When your child is diagnosed with extra needs or challenges, the happiness concern can become even more magnified. I know that I have envisioned my daughter’s future and agonized about her happiness at various times. When we went to birthday parties (if we were even invited), I was absolutely on guard about her being left out or looked at strangely. You name it – complete mama bear. As Elise grows older, these feelings numb somewhat, but still creep back into vulnerable moments.  

Recently, Elise was bouncing on our trampoline with girls her age from our neighbourhood. My heart was so full because she was being included. After five minutes though I looked out the window again and was crushed because all the kids had left, and my beautiful girl was by herself. I was sad, you might say devastated. Then I looked at my daughter – really looked at her. Had the girls hurt her feelings? Was she ok? Was she happy?  

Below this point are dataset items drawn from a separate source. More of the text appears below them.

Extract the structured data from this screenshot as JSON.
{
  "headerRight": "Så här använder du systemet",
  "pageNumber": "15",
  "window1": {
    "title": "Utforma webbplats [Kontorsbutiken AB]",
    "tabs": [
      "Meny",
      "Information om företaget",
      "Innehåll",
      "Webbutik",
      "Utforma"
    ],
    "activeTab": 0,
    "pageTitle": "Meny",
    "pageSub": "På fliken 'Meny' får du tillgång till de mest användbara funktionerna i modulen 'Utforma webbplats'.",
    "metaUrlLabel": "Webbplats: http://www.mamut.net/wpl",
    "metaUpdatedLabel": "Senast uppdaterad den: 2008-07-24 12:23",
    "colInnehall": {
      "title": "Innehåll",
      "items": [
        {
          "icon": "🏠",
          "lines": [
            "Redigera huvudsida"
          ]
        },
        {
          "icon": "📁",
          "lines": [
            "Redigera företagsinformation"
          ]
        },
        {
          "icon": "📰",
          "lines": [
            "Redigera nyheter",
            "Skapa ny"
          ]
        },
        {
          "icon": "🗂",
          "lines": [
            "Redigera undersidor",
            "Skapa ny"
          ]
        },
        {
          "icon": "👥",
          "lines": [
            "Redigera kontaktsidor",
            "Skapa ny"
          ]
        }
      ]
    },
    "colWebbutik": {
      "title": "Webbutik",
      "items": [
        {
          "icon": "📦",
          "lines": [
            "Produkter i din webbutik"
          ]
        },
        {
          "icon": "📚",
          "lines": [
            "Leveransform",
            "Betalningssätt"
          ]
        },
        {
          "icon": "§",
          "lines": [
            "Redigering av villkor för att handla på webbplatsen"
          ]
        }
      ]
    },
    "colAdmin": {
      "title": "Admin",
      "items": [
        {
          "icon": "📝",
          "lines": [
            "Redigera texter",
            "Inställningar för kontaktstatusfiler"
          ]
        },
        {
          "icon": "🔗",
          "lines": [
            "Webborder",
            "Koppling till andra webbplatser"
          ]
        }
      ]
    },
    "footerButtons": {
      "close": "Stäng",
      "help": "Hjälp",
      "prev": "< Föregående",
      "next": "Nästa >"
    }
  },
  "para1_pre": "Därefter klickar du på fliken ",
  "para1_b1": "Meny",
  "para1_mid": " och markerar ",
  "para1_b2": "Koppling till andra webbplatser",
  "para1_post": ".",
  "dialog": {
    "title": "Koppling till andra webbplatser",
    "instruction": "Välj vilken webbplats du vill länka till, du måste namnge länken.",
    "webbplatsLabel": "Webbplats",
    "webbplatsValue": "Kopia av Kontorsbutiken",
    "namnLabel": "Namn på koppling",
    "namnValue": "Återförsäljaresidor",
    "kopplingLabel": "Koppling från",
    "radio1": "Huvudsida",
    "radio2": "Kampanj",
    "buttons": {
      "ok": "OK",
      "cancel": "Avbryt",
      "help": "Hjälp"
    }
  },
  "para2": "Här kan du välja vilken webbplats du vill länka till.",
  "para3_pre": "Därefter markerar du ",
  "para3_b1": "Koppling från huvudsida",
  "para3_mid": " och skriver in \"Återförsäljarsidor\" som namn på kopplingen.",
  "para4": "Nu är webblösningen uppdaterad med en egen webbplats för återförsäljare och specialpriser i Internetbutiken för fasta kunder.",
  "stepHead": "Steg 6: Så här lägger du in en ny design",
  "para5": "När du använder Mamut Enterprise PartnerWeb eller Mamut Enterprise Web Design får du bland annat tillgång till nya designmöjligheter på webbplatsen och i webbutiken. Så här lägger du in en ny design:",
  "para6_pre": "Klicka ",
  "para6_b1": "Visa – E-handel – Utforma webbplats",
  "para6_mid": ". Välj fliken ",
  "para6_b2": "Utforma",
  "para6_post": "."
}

SHE WAS HAPPY. It was me that was not. Elise was on the trampoline enjoying playing with a ball the girls had left her. I watched her for a few minutes, I mean really watched her. She was not feeling the same emotions I was.  

At that moment, I realized I must be careful to hold loosely my dreams, emotions, and wants for her and cling tightly to what truly makes her happy. When I feel sad because Elise is being left out, I must evaluate if this is how she is feeling. 

Unfortunately, there will be times when our children will feel left out, discriminated against, frustrated or sad – but they may not always be the times when we as their parents feel those things. Our children are special in more than one regard and their ability to experience happiness may very well exceed our own.  

I’ll always be a mama bear, but I am resolved to try and see things through my daughter’s eyes, let go of my own fears about her happiness and soak in her joy.